Pivotal figure in the 1970s explosion of martial arts cinema as lethal “fists for hire” trouble shooter, Takuma (Terry) Tsurugi, starring in the phenomenally popular and ultra violent “The Street Fighter” series of action films. Sonny Chiba wasn’t a graceful, fluid fighter like screen icon Bruce Lee, but rather he was a ferocious machine that mowed down his opponents with his fists and feet, always with a menacing grimace on his face!
Chiba was born Sadao Maeda in Fukuoka, Japan in 1939 and shared a house along with four other siblings to a father who was a military test pilot. As a youth, he was keen on both theatre and gymnastics, and was a talented enough athlete to score a position in the Japanese Olympic Team, until a chronic back injury finished his gymnastic aspirations. However, whilst at university he took a strong interest in karate under the guidance of the legendary “Mas Oyama”, and soon earned his first black belt. However, his life took another turn, when in 1960 he was discovered during a talent search by Toei Studios, and he soon began his screen career under the name of “Shinichi Chiba”, appearing as “Space Chief” in _Uchu Kaisoku-ken (1961)_ (aka “Invasion of the Neptune Men). Over the next decade, Chiba busied himself with many appearances in Japanese crime thrillers and steadily built a reputation for playing hard men of few words and direct actions.
With his martial arts proficiency in karate, judo & kenpo, he was in the box seat to take advantage of the early 1970s martial arts boom commenced by Chinese superstar Bruce Lee, and Chiba starred in the brutal and uncompromising The Street Fighter (1974) (aka “The Streetfighter”). The film has Chiba playing a mercenary style, street thug who will do anything for a price, and take on most anyone, including the Japanese Yakuza. The approach of the film was quite different from the Bruce Lee films in that Lee only eliminated his enemies when he was defending his friends or his honor.

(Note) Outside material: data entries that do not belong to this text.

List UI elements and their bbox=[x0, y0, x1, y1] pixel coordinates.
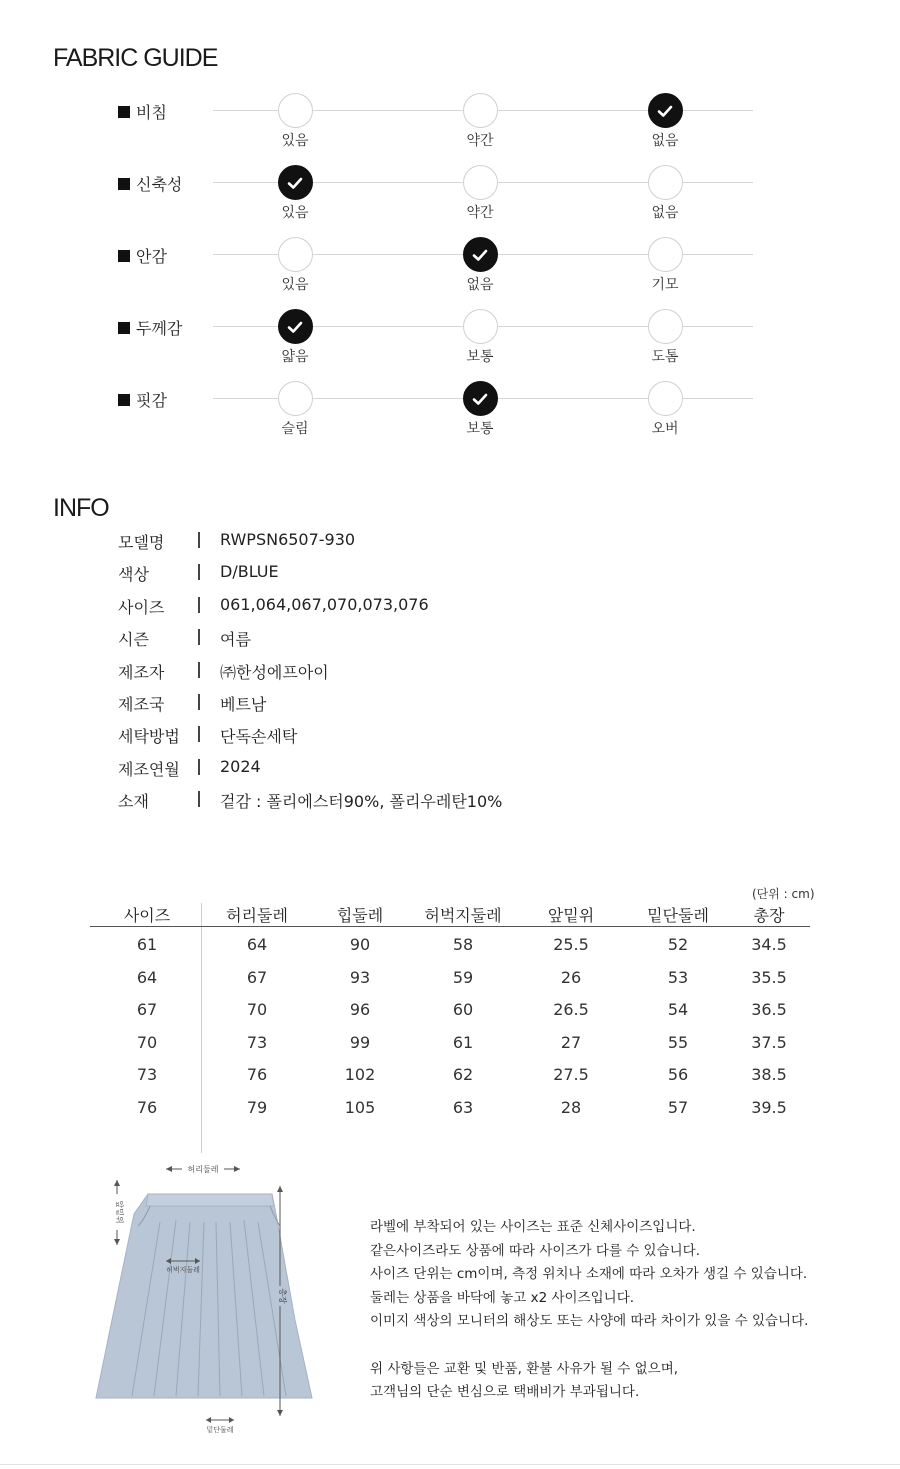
fabric-option bbox=[635, 93, 695, 150]
fabric-option bbox=[265, 237, 325, 294]
skirt-diagram bbox=[90, 1160, 330, 1440]
fabric-row-label-text: 안감 bbox=[136, 247, 167, 266]
table-row bbox=[90, 927, 810, 960]
info-key: 시즌 bbox=[118, 630, 149, 650]
fabric-option bbox=[265, 93, 325, 150]
table-row bbox=[90, 1090, 810, 1123]
table-row bbox=[90, 1057, 810, 1090]
table-cell: 34.5 bbox=[751, 935, 787, 954]
fabric-option bbox=[635, 381, 695, 438]
unit-label: (단위 : cm) bbox=[752, 887, 815, 901]
square-bullet-icon bbox=[118, 178, 130, 190]
info-key: 소재 bbox=[118, 792, 149, 812]
fabric-option-label: 약간 bbox=[466, 205, 494, 221]
table-cell: 28 bbox=[560, 1097, 582, 1117]
fabric-row bbox=[0, 93, 900, 153]
fabric-option-label: 보통 bbox=[466, 421, 494, 437]
length-label: 총장 bbox=[278, 1288, 287, 1304]
fabric-option-label: 없음 bbox=[651, 133, 679, 149]
fabric-option bbox=[635, 309, 695, 366]
fabric-option-label: 있음 bbox=[281, 205, 309, 221]
square-bullet-icon bbox=[118, 250, 130, 262]
square-bullet-icon bbox=[118, 394, 130, 406]
table-body bbox=[90, 927, 810, 1122]
table-cell: 73 bbox=[246, 1032, 268, 1052]
empty-circle-icon bbox=[278, 381, 313, 416]
info-separator bbox=[198, 629, 200, 645]
note-line: 이미지 색상의 모니터의 해상도 또는 사양에 따라 차이가 있을 수 있습니다. bbox=[370, 1313, 809, 1329]
note-line: 같은사이즈라도 상품에 따라 사이즈가 다를 수 있습니다. bbox=[370, 1242, 700, 1259]
fabric-row-label bbox=[118, 100, 167, 123]
table-cell: 67 bbox=[246, 967, 268, 987]
info-separator bbox=[198, 726, 200, 742]
table-cell: 64 bbox=[136, 967, 158, 987]
empty-circle-icon bbox=[278, 237, 313, 272]
info-separator bbox=[198, 759, 200, 775]
fabric-option bbox=[450, 165, 510, 222]
table-cell: 57 bbox=[667, 1097, 689, 1117]
table-cell: 36.5 bbox=[751, 1000, 787, 1019]
table-cell: 38.5 bbox=[751, 1065, 787, 1084]
empty-circle-icon bbox=[278, 93, 313, 128]
fabric-option-label: 슬림 bbox=[281, 421, 309, 437]
table-cell: 99 bbox=[349, 1032, 371, 1052]
fabric-option bbox=[265, 165, 325, 222]
info-value: 061,064,067,070,073,076 bbox=[220, 594, 429, 614]
table-cell: 27 bbox=[560, 1032, 582, 1052]
fabric-option-label: 도톰 bbox=[651, 349, 679, 365]
fabric-option bbox=[450, 93, 510, 150]
rise-label: 앞밑위 bbox=[115, 1200, 124, 1224]
info-separator bbox=[198, 791, 200, 807]
thigh-label: 허벅지둘레 bbox=[166, 1266, 200, 1274]
fabric-option-label: 없음 bbox=[651, 205, 679, 221]
table-cell: 93 bbox=[349, 967, 371, 987]
fabric-row-label-text: 핏감 bbox=[136, 391, 167, 410]
empty-circle-icon bbox=[648, 165, 683, 200]
table-cell: 53 bbox=[667, 967, 689, 987]
info-value: 여름 bbox=[220, 630, 251, 650]
table-header-cell: 앞밑위 bbox=[547, 906, 595, 925]
empty-circle-icon bbox=[648, 381, 683, 416]
info-separator bbox=[198, 694, 200, 710]
info-value: ㈜한성에프아이 bbox=[220, 662, 329, 682]
fabric-option bbox=[265, 309, 325, 366]
square-bullet-icon bbox=[118, 106, 130, 118]
info-value: 2024 bbox=[220, 756, 261, 776]
info-value: 베트남 bbox=[220, 695, 267, 714]
table-cell: 58 bbox=[452, 935, 474, 954]
table-row bbox=[90, 992, 810, 1025]
table-cell: 67 bbox=[136, 1000, 158, 1019]
table-cell: 61 bbox=[452, 1032, 474, 1052]
table-cell: 59 bbox=[452, 967, 474, 987]
table-cell: 105 bbox=[344, 1097, 376, 1117]
note-line: 고객님의 단순 변심으로 택배비가 부과됩니다. bbox=[370, 1384, 640, 1400]
table-cell: 60 bbox=[452, 1000, 474, 1019]
waist-label: 허리둘레 bbox=[187, 1165, 219, 1174]
table-cell: 73 bbox=[136, 1065, 158, 1084]
size-table bbox=[90, 903, 810, 1122]
table-cell: 27.5 bbox=[553, 1065, 589, 1084]
fabric-row-label-text: 신축성 bbox=[136, 175, 183, 194]
fabric-option bbox=[635, 237, 695, 294]
table-header-cell: 사이즈 bbox=[123, 906, 171, 925]
info-value: D/BLUE bbox=[220, 562, 279, 582]
fabric-row bbox=[0, 381, 900, 441]
table-cell: 35.5 bbox=[751, 967, 787, 987]
info-separator bbox=[198, 662, 200, 678]
square-bullet-icon bbox=[118, 322, 130, 334]
fabric-option-label: 오버 bbox=[651, 421, 679, 437]
hem-label: 밑단둘레 bbox=[206, 1426, 234, 1434]
fabric-row bbox=[0, 165, 900, 225]
table-cell: 79 bbox=[246, 1097, 268, 1117]
empty-circle-icon bbox=[463, 93, 498, 128]
fabric-row-label-text: 두께감 bbox=[136, 319, 183, 338]
table-cell: 70 bbox=[136, 1032, 158, 1052]
table-cell: 55 bbox=[667, 1032, 689, 1052]
table-cell: 64 bbox=[246, 935, 268, 954]
table-cell: 37.5 bbox=[751, 1032, 787, 1052]
table-cell: 26 bbox=[560, 967, 582, 987]
table-cell: 62 bbox=[452, 1065, 474, 1084]
table-row bbox=[90, 960, 810, 993]
fabric-option-label: 기모 bbox=[651, 277, 679, 293]
check-circle-icon bbox=[278, 309, 313, 344]
info-separator bbox=[198, 564, 200, 580]
check-circle-icon bbox=[463, 381, 498, 416]
bottom-divider bbox=[0, 1464, 900, 1465]
fabric-option bbox=[265, 381, 325, 438]
fabric-row-label bbox=[118, 172, 182, 195]
table-header bbox=[90, 903, 810, 927]
empty-circle-icon bbox=[648, 309, 683, 344]
fabric-row-label bbox=[118, 388, 167, 411]
table-header-cell: 총장 bbox=[753, 906, 785, 925]
info-key: 제조국 bbox=[118, 695, 165, 714]
fabric-row bbox=[0, 237, 900, 297]
table-cell: 70 bbox=[246, 1000, 268, 1019]
info-key: 제조연월 bbox=[118, 759, 180, 779]
table-cell: 96 bbox=[349, 1000, 371, 1019]
note-line: 라벨에 부착되어 있는 사이즈는 표준 신체사이즈입니다. bbox=[370, 1219, 696, 1235]
fabric-option bbox=[450, 309, 510, 366]
size-notes bbox=[370, 1216, 808, 1405]
fabric-option-label: 없음 bbox=[466, 277, 494, 293]
table-cell: 102 bbox=[344, 1065, 376, 1084]
check-circle-icon bbox=[278, 165, 313, 200]
info-key: 색상 bbox=[118, 565, 149, 585]
table-cell: 25.5 bbox=[553, 935, 589, 954]
table-cell: 76 bbox=[136, 1097, 158, 1117]
fabric-option-label: 보통 bbox=[466, 349, 494, 365]
table-header-cell: 허리둘레 bbox=[226, 906, 288, 925]
info-key: 사이즈 bbox=[118, 597, 165, 617]
table-cell: 63 bbox=[452, 1097, 474, 1117]
fabric-option-label: 얇음 bbox=[281, 349, 309, 365]
info-key: 모델명 bbox=[118, 533, 165, 552]
note-line: 사이즈 단위는 cm이며, 측정 위치나 소재에 따라 오차가 생길 수 있습니다. bbox=[370, 1266, 808, 1282]
table-cell: 61 bbox=[136, 935, 158, 954]
table-row bbox=[90, 1025, 810, 1058]
fabric-row-label-text: 비침 bbox=[136, 103, 167, 122]
fabric-option-label: 있음 bbox=[281, 133, 309, 149]
check-circle-icon bbox=[463, 237, 498, 272]
fabric-row-label bbox=[118, 316, 182, 339]
info-value: 겉감 : 폴리에스터90%, 폴리우레탄10% bbox=[220, 792, 503, 812]
info-key: 제조자 bbox=[118, 662, 165, 682]
fabric-row bbox=[0, 309, 900, 369]
skirt-illustration bbox=[90, 1160, 330, 1440]
fabric-option bbox=[635, 165, 695, 222]
fabric-option-label: 있음 bbox=[281, 277, 309, 293]
info-value: 단독손세탁 bbox=[220, 727, 298, 747]
info-title: INFO bbox=[53, 494, 109, 522]
table-cell: 54 bbox=[667, 1000, 689, 1019]
info-separator bbox=[198, 597, 200, 613]
empty-circle-icon bbox=[463, 309, 498, 344]
fabric-guide-title: FABRIC GUIDE bbox=[53, 44, 218, 72]
table-header-cell: 밑단둘레 bbox=[647, 906, 709, 925]
empty-circle-icon bbox=[463, 165, 498, 200]
table-cell: 39.5 bbox=[751, 1097, 787, 1117]
info-value: RWPSN6507-930 bbox=[220, 530, 356, 549]
table-cell: 52 bbox=[667, 935, 689, 954]
check-circle-icon bbox=[648, 93, 683, 128]
table-header-cell: 힙둘레 bbox=[336, 906, 384, 925]
note-line: 둘레는 상품을 바닥에 놓고 x2 사이즈입니다. bbox=[370, 1289, 635, 1306]
info-key: 세탁방법 bbox=[118, 727, 180, 747]
fabric-option-label: 약간 bbox=[466, 133, 494, 149]
table-cell: 90 bbox=[349, 935, 371, 954]
fabric-option bbox=[450, 237, 510, 294]
table-header-cell: 허벅지둘레 bbox=[424, 906, 502, 925]
fabric-row-label bbox=[118, 244, 167, 267]
table-cell: 56 bbox=[667, 1065, 689, 1084]
info-separator bbox=[198, 532, 200, 548]
table-cell: 76 bbox=[246, 1065, 268, 1084]
empty-circle-icon bbox=[648, 237, 683, 272]
fabric-option bbox=[450, 381, 510, 438]
note-line: 위 사항들은 교환 및 반품, 환불 사유가 될 수 없으며, bbox=[370, 1360, 679, 1377]
table-cell: 26.5 bbox=[553, 1000, 589, 1019]
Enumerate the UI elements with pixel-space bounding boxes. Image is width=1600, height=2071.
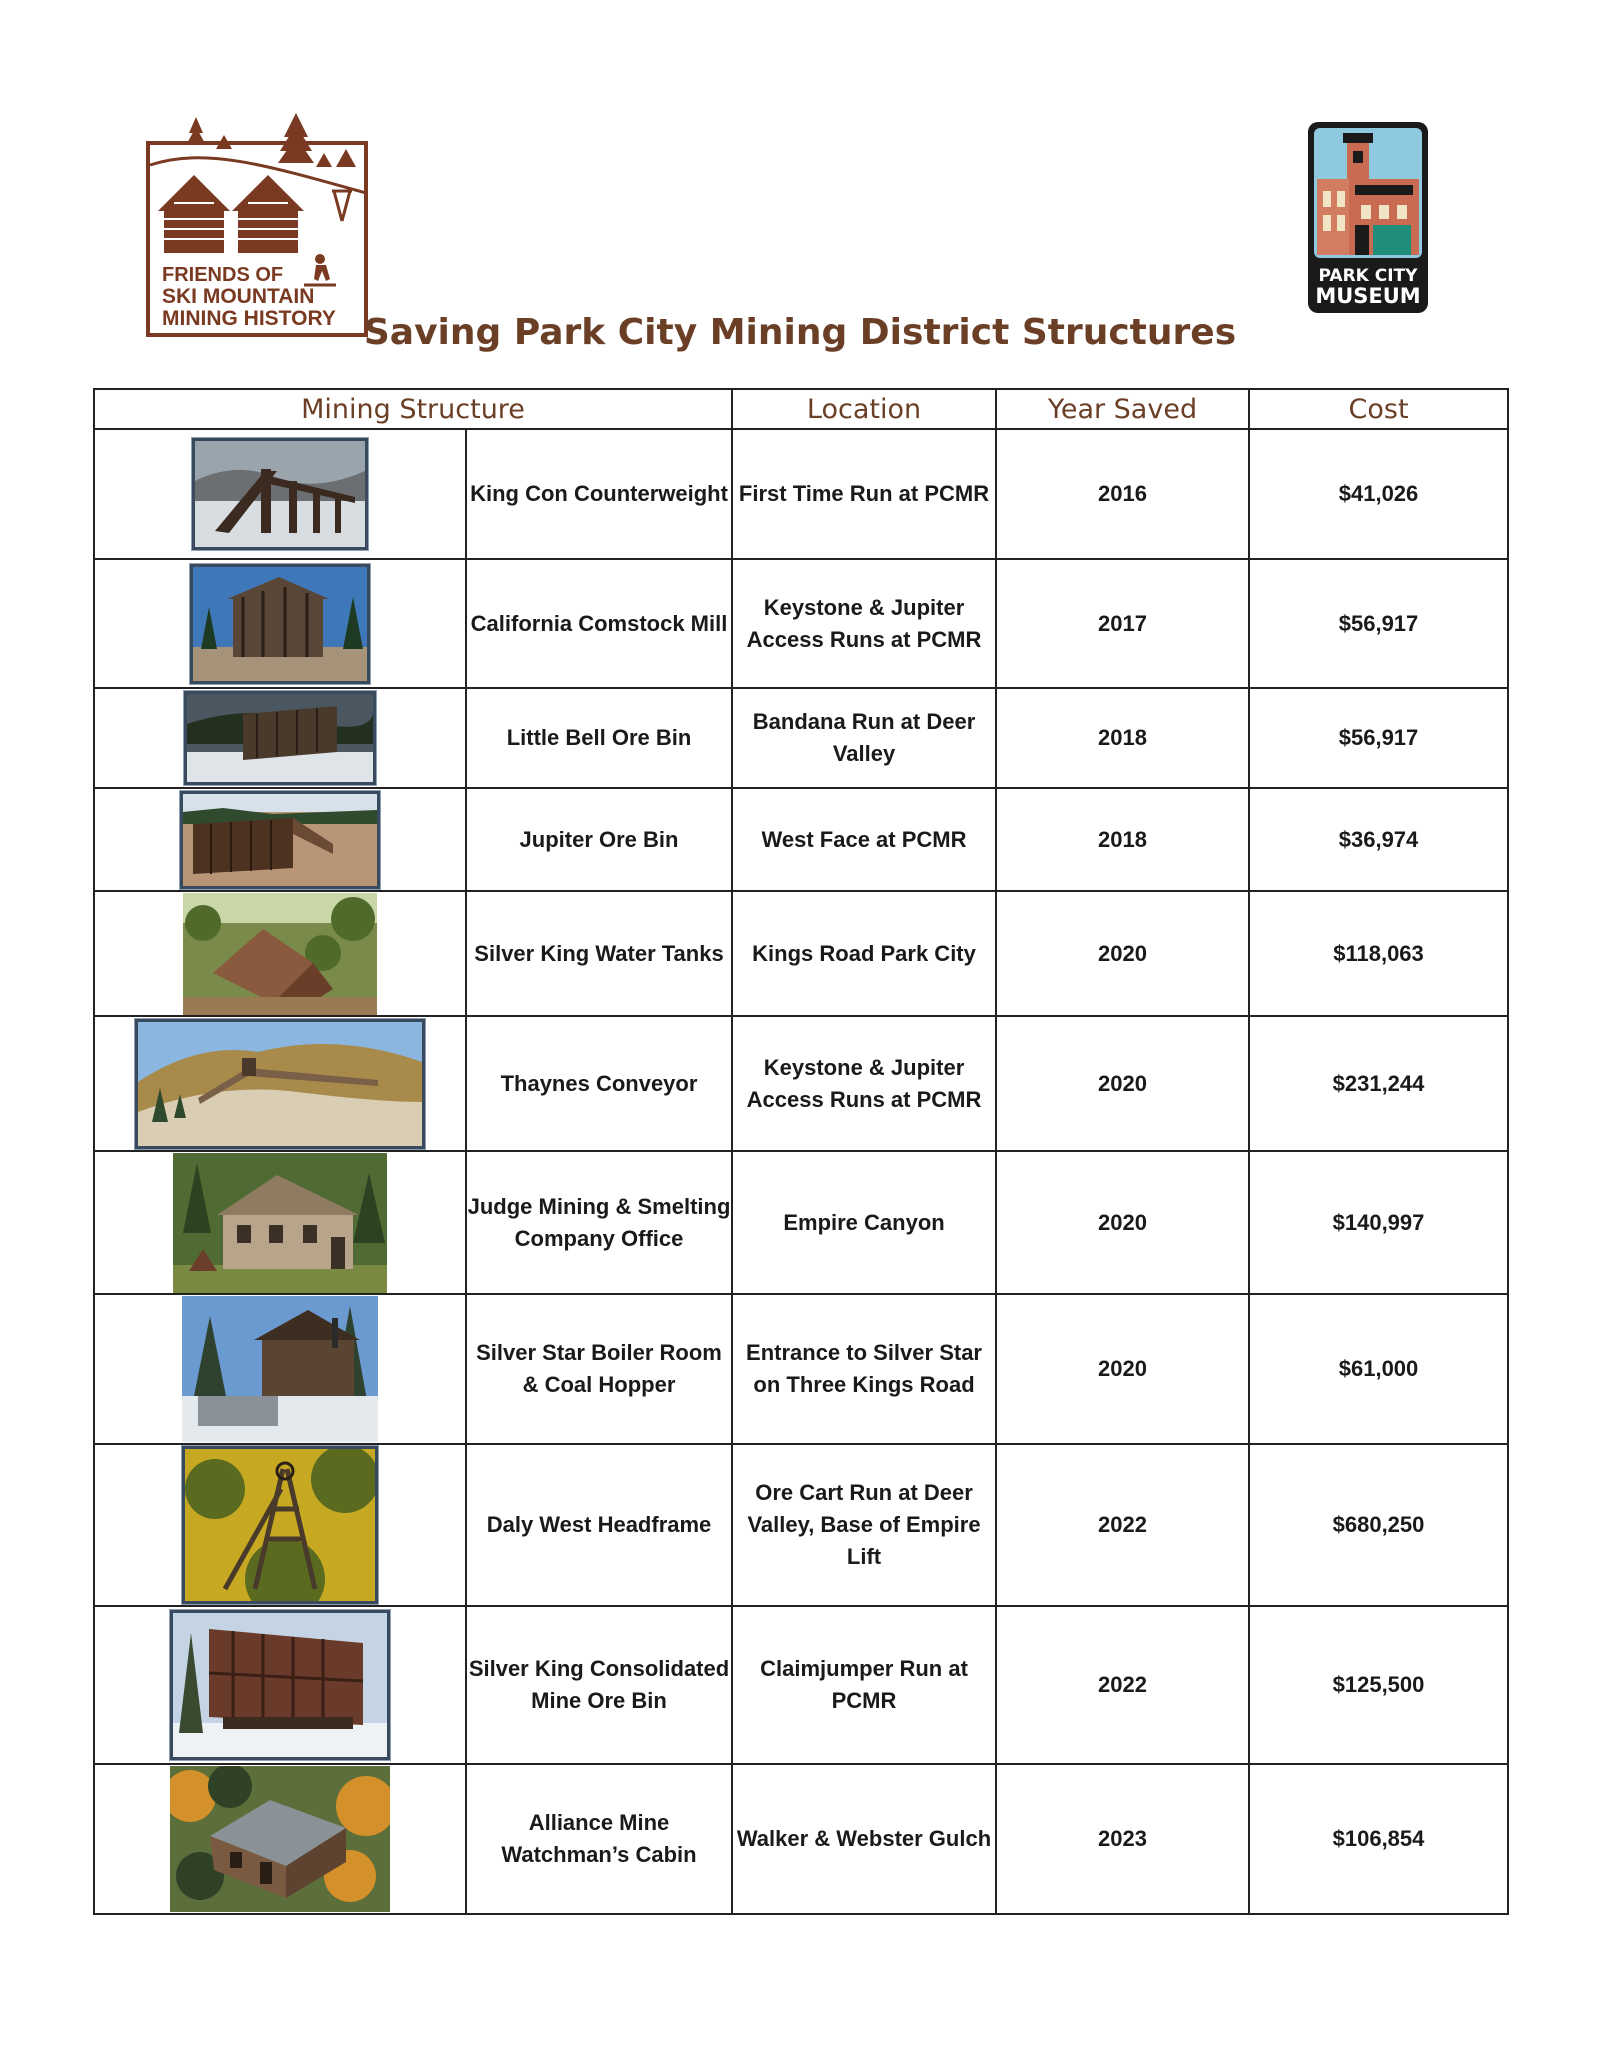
header-mining-structure: Mining Structure [94, 389, 732, 429]
photo-cell [94, 688, 466, 788]
structure-location: Kings Road Park City [732, 891, 996, 1016]
table-row [94, 1444, 1508, 1606]
little-bell-ore-bin-photo [184, 691, 376, 785]
structure-location: Walker & Webster Gulch [732, 1764, 996, 1914]
structure-year: 2018 [996, 788, 1249, 891]
structure-location: Keystone & Jupiter Access Runs at PCMR [732, 1016, 996, 1151]
table-row [94, 1764, 1508, 1914]
structure-location: Empire Canyon [732, 1151, 996, 1294]
structure-location: Ore Cart Run at Deer Valley, Base of Empire Lift [732, 1444, 996, 1606]
structure-name: California Comstock Mill [466, 559, 732, 688]
structure-cost: $61,000 [1249, 1294, 1508, 1444]
structure-year: 2023 [996, 1764, 1249, 1914]
table-row [94, 559, 1508, 688]
photo-cell [94, 1444, 466, 1606]
photo-cell [94, 429, 466, 559]
structure-name: Silver King Water Tanks [466, 891, 732, 1016]
structure-location: West Face at PCMR [732, 788, 996, 891]
table-row [94, 1151, 1508, 1294]
structure-year: 2020 [996, 1151, 1249, 1294]
table-row [94, 429, 1508, 559]
structure-cost: $36,974 [1249, 788, 1508, 891]
structure-cost: $41,026 [1249, 429, 1508, 559]
structure-year: 2016 [996, 429, 1249, 559]
structure-year: 2022 [996, 1444, 1249, 1606]
structure-year: 2022 [996, 1606, 1249, 1764]
mining-structures-table [93, 388, 1509, 1915]
alliance-mine-cabin-photo [170, 1766, 390, 1912]
header-location: Location [732, 389, 996, 429]
structure-name: Thaynes Conveyor [466, 1016, 732, 1151]
structure-cost: $106,854 [1249, 1764, 1508, 1914]
judge-mining-office-photo [173, 1153, 387, 1293]
header-year-saved: Year Saved [996, 389, 1249, 429]
structure-name: King Con Counterweight [466, 429, 732, 559]
structure-cost: $125,500 [1249, 1606, 1508, 1764]
photo-cell [94, 1151, 466, 1294]
table-row [94, 1016, 1508, 1151]
photo-cell [94, 1016, 466, 1151]
structure-name: Daly West Headframe [466, 1444, 732, 1606]
structure-cost: $231,244 [1249, 1016, 1508, 1151]
structure-year: 2020 [996, 1016, 1249, 1151]
structure-year: 2020 [996, 891, 1249, 1016]
king-con-counterweight-photo [192, 438, 368, 550]
structure-year: 2017 [996, 559, 1249, 688]
california-comstock-mill-photo [190, 564, 370, 684]
table-row [94, 788, 1508, 891]
thaynes-conveyor-photo [135, 1019, 425, 1149]
table-row [94, 891, 1508, 1016]
structure-location: Entrance to Silver Star on Three Kings Road [732, 1294, 996, 1444]
structure-name: Alliance Mine Watchman’s Cabin [466, 1764, 732, 1914]
structure-cost: $680,250 [1249, 1444, 1508, 1606]
structure-name: Silver King Consolidated Mine Ore Bin [466, 1606, 732, 1764]
structure-location: Claimjumper Run at PCMR [732, 1606, 996, 1764]
photo-cell [94, 891, 466, 1016]
photo-cell [94, 1764, 466, 1914]
table-header-row [94, 389, 1508, 429]
structure-name: Silver Star Boiler Room & Coal Hopper [466, 1294, 732, 1444]
logo-left-line1: FRIENDS OF [162, 264, 284, 286]
structure-cost: $56,917 [1249, 559, 1508, 688]
photo-cell [94, 559, 466, 688]
structure-name: Jupiter Ore Bin [466, 788, 732, 891]
structure-location: Bandana Run at Deer Valley [732, 688, 996, 788]
structure-year: 2018 [996, 688, 1249, 788]
structure-location: First Time Run at PCMR [732, 429, 996, 559]
structure-cost: $56,917 [1249, 688, 1508, 788]
structure-location: Keystone & Jupiter Access Runs at PCMR [732, 559, 996, 688]
header-cost: Cost [1249, 389, 1508, 429]
logo-right-line2: MUSEUM [1315, 284, 1421, 308]
structure-year: 2020 [996, 1294, 1249, 1444]
structure-cost: $140,997 [1249, 1151, 1508, 1294]
daly-west-headframe-photo [182, 1446, 378, 1604]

Quite the opposite, Chiba was only after a fistful of dollars for his deadly services and would engage in mortal combat for the highest bidder, although this often clouded his judgement to his own detriment. The only person “The Street Fighter” respects is his martial arts teacher, the short rotund, karate master “Masaoko” played by Masafumi Suzuki, who manages to easily out smart and out fight the frustrated Chiba! Upon its release, the film was roundly criticised for its excessive violence, including the amazing finale where a lethal blow to the ringleader’s skull is shown in x-ray on screen. Fans didn’t care, and they flocked in their thousands to see this economically made, yet eye catching chop socky spectacular.
A sequel quickly followed with him back again in the messy production Satsujin ken 2 (1974) (aka “Return of The Streetfighter”), which was followed by a third Streetfighter movie also starring female martial arts dynamo Etsuko Shihomi in the gritty Sister Street Fighter (1974) (aka “Sister Street Fighter”), and then the fourth and final film in the series _Gyakushu Satsujin ken (1974)_ (aka “The Street Fighters Last Revenge”), which was arguably the best of all the sequels.
Chiba had firmly established himself as a key anti-hero of Asian martial arts cinema who said little, and used his fists to sort out his troubles. With the demand high from keen action fans, he remained remarkably busy on screen for the next twenty years starring in numerous Japanese film & TV productions with an emphasis on bruising fights, samurai swords, Yakuza gangsters and pretty girls in trouble.
Outside of Japan, the “Street Fighter” series of films has achieved enduring popularity through many midnight cult screenings, and their style heavily influenced a youthful indie filmaker named Quentin Tarantino. Tarantino has used strong references and imagery from the “Street Fighter” movies in several of his films including True Romance (1993) and _Pulp Fiction (1995)_. And when Tarantino came around to casting his mammoth Kill Bill: Vol. 1 (2003) project, he was awed to have Chiba accept the key role of the hot headed, and sometimes humourous, Okinawan sword maker “Hattori Hanzo. Sonny Chiba has undoubtedly been a major figure and ongoing influence in the worldwide passion for martial arts movies for over thirty years, and he continues to actively contribute to the genre by encouraging & training young hopefuls seeking to make their mark on screen.